ダイビングはコロナ禍をきっかけに始めました。今は「ディープ」というライセンスで40メートルまで潜れます。
【聞き手】 40メートルというと、光はまだ指していますか。
【堂脇社長】 綺麗な海やったら全然指しています。もちろんドンドン暗くなっていきますけど、下を見たらすごく濃いブルーで綺麗なんです。

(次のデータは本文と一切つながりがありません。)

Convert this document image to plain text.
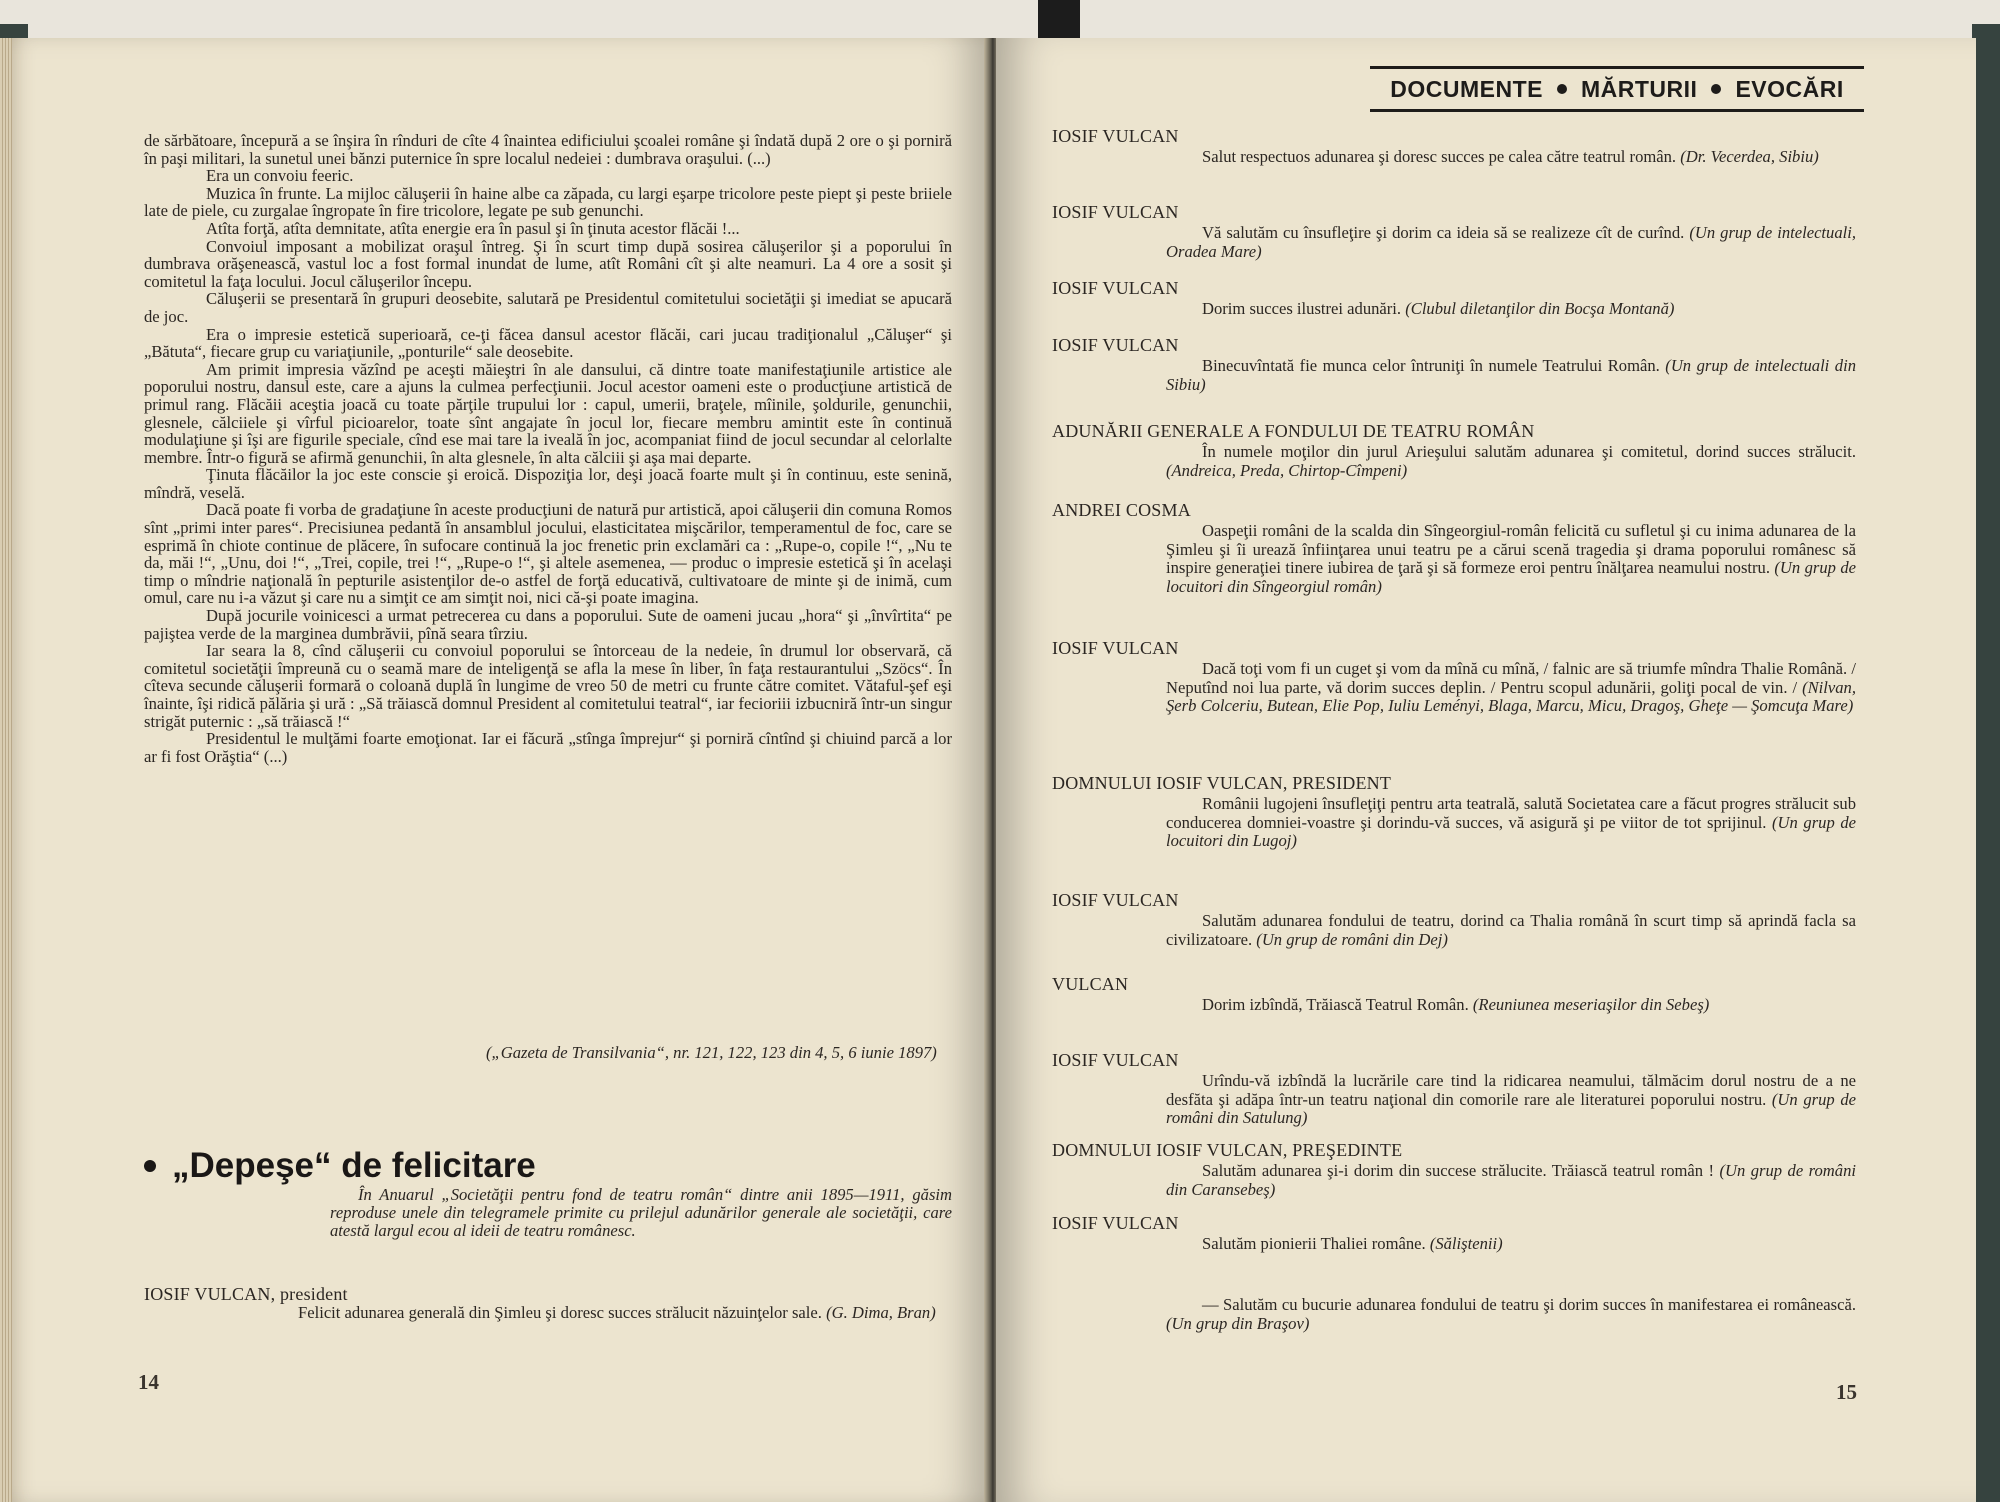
de sărbătoare, începură a se înşira în rînduri de cîte 4 înaintea edificiului şcoalei române şi îndată după 2 ore o şi porniră în paşi militari, la sunetul unei bănzi puternice în spre localul nedeiei : dumbrava oraşului. (...)

Era un convoiu feeric.

Muzica în frunte. La mijloc căluşerii în haine albe ca zăpada, cu largi eşarpe tricolore peste piept şi peste briiele late de piele, cu zurgalae îngropate în fire tricolore, legate pe sub genunchi.

Atîta forţă, atîta demnitate, atîta energie era în pasul şi în ţinuta acestor flăcăi !...

Convoiul imposant a mobilizat oraşul întreg. Şi în scurt timp după sosirea căluşerilor şi a poporului în dumbrava orăşenească, vastul loc a fost formal inundat de lume, atît Români cît şi alte neamuri. La 4 ore a sosit şi comitetul la faţa locului. Jocul căluşerilor începu.

Căluşerii se presentară în grupuri deosebite, salutară pe Presidentul comitetului societăţii şi imediat se apucară de joc.

Era o impresie estetică superioară, ce-ţi făcea dansul acestor flăcăi, cari jucau tradiţionalul „Căluşer“ şi „Bătuta“, fiecare grup cu variaţiunile, „ponturile“ sale deosebite.

Am primit impresia văzînd pe aceşti măieştri în ale dansului, că dintre toate manifestaţiunile artistice ale poporului nostru, dansul este, care a ajuns la culmea perfecţiunii. Jocul acestor oameni este o producţiune artistică de primul rang. Flăcăii aceştia joacă cu toate părţile trupului lor : capul, umerii, braţele, mîinile, şoldurile, genunchii, glesnele, călciiele şi vîrful picioarelor, toate sînt angajate în jocul lor, fiecare membru amintit este în continuă modulaţiune şi îşi are figurile speciale, cînd ese mai tare la iveală în joc, acompaniat fiind de jocul secundar al celorlalte membre. Într-o figură se afirmă genunchii, în alta glesnele, în alta călciii şi aşa mai departe.

Ţinuta flăcăilor la joc este conscie şi eroică. Dispoziţia lor, deşi joacă foarte mult şi în continuu, este senină, mîndră, veselă.

Dacă poate fi vorba de gradaţiune în aceste producţiuni de natură pur artistică, apoi căluşerii din comuna Romos sînt „primi inter pares“. Precisiunea pedantă în ansamblul jocului, elasticitatea mişcărilor, temperamentul de foc, care se esprimă în chiote continue de plăcere, în sufocare continuă la joc frenetic prin exclamări ca : „Rupe-o, copile !“, „Nu te da, măi !“, „Unu, doi !“, „Trei, copile, trei !“, „Rupe-o !“, şi altele asemenea, — produc o impresie estetică şi în acelaşi timp o mîndrie naţională în pepturile asistenţilor de-o astfel de forţă educativă, cultivatoare de minte şi de inimă, cum omul, care nu i-a văzut şi care nu a simţit ce am simţit noi, nici că-şi poate imagina.

După jocurile voinicesci a urmat petrecerea cu dans a poporului. Sute de oameni jucau „hora“ şi „învîrtita“ pe pajiştea verde de la marginea dumbrăvii, pînă seara tîrziu.

Iar seara la 8, cînd căluşerii cu convoiul poporului se întorceau de la nedeie, în drumul lor observară, că comitetul societăţii împreună cu o seamă mare de inteligenţă se afla la mese în liber, în faţa restaurantului „Szöcs“. În cîteva secunde căluşerii formară o coloană duplă în lungime de vreo 50 de metri cu frunte către comitet. Vătaful-şef eşi înainte, îşi ridică pălăria şi ură : „Să trăiască domnul President al comitetului teatral“, iar fecioriii izbucniră într-un singur strigăt puternic : „să trăiască !“

Presidentul le mulţămi foarte emoţionat. Iar ei făcură „stînga împrejur“ şi porniră cîntînd şi chiuind parcă a lor ar fi fost Orăştia“ (...)

(„Gazeta de Transilvania“, nr. 121, 122, 123 din 4, 5, 6 iunie 1897)
„Depeşe“ de felicitare
În Anuarul „Societăţii pentru fond de teatru român“ dintre anii 1895—1911, găsim reproduse unele din telegramele primite cu prilejul adunărilor generale ale societăţii, care atestă largul ecou al ideii de teatru românesc.
IOSIF VULCAN, president
Felicit adunarea generală din Şimleu şi doresc succes strălucit năzuinţelor sale. (G. Dima, Bran)
14
IOSIF VULCAN
Salut respectuos adunarea şi doresc succes pe calea către teatrul român. (Dr. Vecerdea, Sibiu)
IOSIF VULCAN
Vă salutăm cu însufleţire şi dorim ca ideia să se realizeze cît de curînd. (Un grup de intelectuali, Oradea Mare)
IOSIF VULCAN
Dorim succes ilustrei adunări. (Clubul diletanţilor din Bocşa Montană)
IOSIF VULCAN
Binecuvîntată fie munca celor întruniţi în numele Teatrului Român. (Un grup de intelectuali din Sibiu)
ADUNĂRII GENERALE A FONDULUI DE TEATRU ROMÂN
În numele moţilor din jurul Arieşului salutăm adunarea şi comitetul, dorind succes strălucit. (Andreica, Preda, Chirtop-Cîmpeni)
ANDREI COSMA
Oaspeţii români de la scalda din Sîngeorgiul-român felicită cu sufletul şi cu inima adunarea de la Şimleu şi îi urează înfiinţarea unui teatru pe a cărui scenă tragedia şi drama poporului românesc să inspire generaţiei tinere iubirea de ţară şi să formeze eroi pentru înălţarea neamului nostru. (Un grup de locuitori din Sîngeorgiul român)
IOSIF VULCAN
Dacă toţi vom fi un cuget şi vom da mînă cu mînă, / falnic are să triumfe mîndra Thalie Română. / Neputînd noi lua parte, vă dorim succes deplin. / Pentru scopul adunării, goliţi pocal de vin. / (Nilvan, Şerb Colceriu, Butean, Elie Pop, Iuliu Leményi, Blaga, Marcu, Micu, Dragoş, Gheţe — Şomcuţa Mare)
DOMNULUI IOSIF VULCAN, PRESIDENT
Românii lugojeni însufleţiţi pentru arta teatrală, salută Societatea care a făcut progres strălucit sub conducerea domniei-voastre şi dorindu-vă succes, vă asigură şi pe viitor de tot sprijinul. (Un grup de locuitori din Lugoj)
IOSIF VULCAN
Salutăm adunarea fondului de teatru, dorind ca Thalia română în scurt timp să aprindă facla sa civilizatoare. (Un grup de români din Dej)
VULCAN
Dorim izbîndă, Trăiască Teatrul Român. (Reuniunea meseriaşilor din Sebeş)
IOSIF VULCAN
Urîndu-vă izbîndă la lucrările care tind la ridicarea neamului, tălmăcim dorul nostru de a ne desfăta şi adăpa într-un teatru naţional din comorile rare ale literaturei poporului nostru. (Un grup de români din Satulung)
DOMNULUI IOSIF VULCAN, PREŞEDINTE
Salutăm adunarea şi-i dorim din succese strălucite. Trăiască teatrul român ! (Un grup de români din Caransebeş)
IOSIF VULCAN
Salutăm pionierii Thaliei române. (Săliştenii)
— Salutăm cu bucurie adunarea fondului de teatru şi dorim succes în manifestarea ei românească. (Un grup din Braşov)
15
DOCUMENTE MĂRTURII EVOCĂRI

ハンマーシャークって大体そのぐらいの深さにいるんですが、正面から撮影したいから撒き餌をして飛び込んでいく。
【聞き手】 すごく迫力あるでしょうね、
【堂脇社長】 はい!もう何十頭っていますから。
【聞き手】 堂脇社長、楽しそう(笑)。では、堂脇社長はどんなお子さんでしたか。
【堂脇社長】 お山の大将的な悪ガキやったと思います。「年上になんちゅう喋り方してんねん」「パシリみたいに使うな」みたいに怒られたり、恐いもの知らずでしたね(笑)。
【聞き手】 学生時代に熱中したことは?
【堂脇社長】 僕、全部中途半端なんですよ(笑)。バレーボール部にいましたけど中途半端。その次にバドミントンをやっても中途半端。何かに熱中っていうのはあまりないんですよね。
でもいろんなことに興味はあるんですよ。スケボーを買ってもらって、怖いもの知らずで、まだ止まり方も知らないのに坂をダーッと行って、「うわ止まらへん」ってなってバーンとコケて血だらけとかね(笑)。とりあえずガーッて行くのが楽しい。気をつけて何かやるんじゃなくて、とりあえずやってみようって感じ。
【聞き手】 堂脇社長のイメージとは全然違いますよね。地道で慎重な方なのかと。
【堂脇社長】 そういう風に見せてるだけで、実は何も考えてない(笑)。中途半端だし勢いだけ。そんな自分だから仕事もよく続いてるなって思います。
【聞き手】 では最後の質問です。10年後、この会社をどんなふうにしたいですか。
【堂脇社長】 10年後、僕はこの会社にはいない予定です。その時には、今30代のスタッフを中心に生き生きとやってる状態ですね。今僕らが獲得しようと目指している客層で溢れていて、スタッフみんなが楽しそうにやってるっていう感じに持っていきたい。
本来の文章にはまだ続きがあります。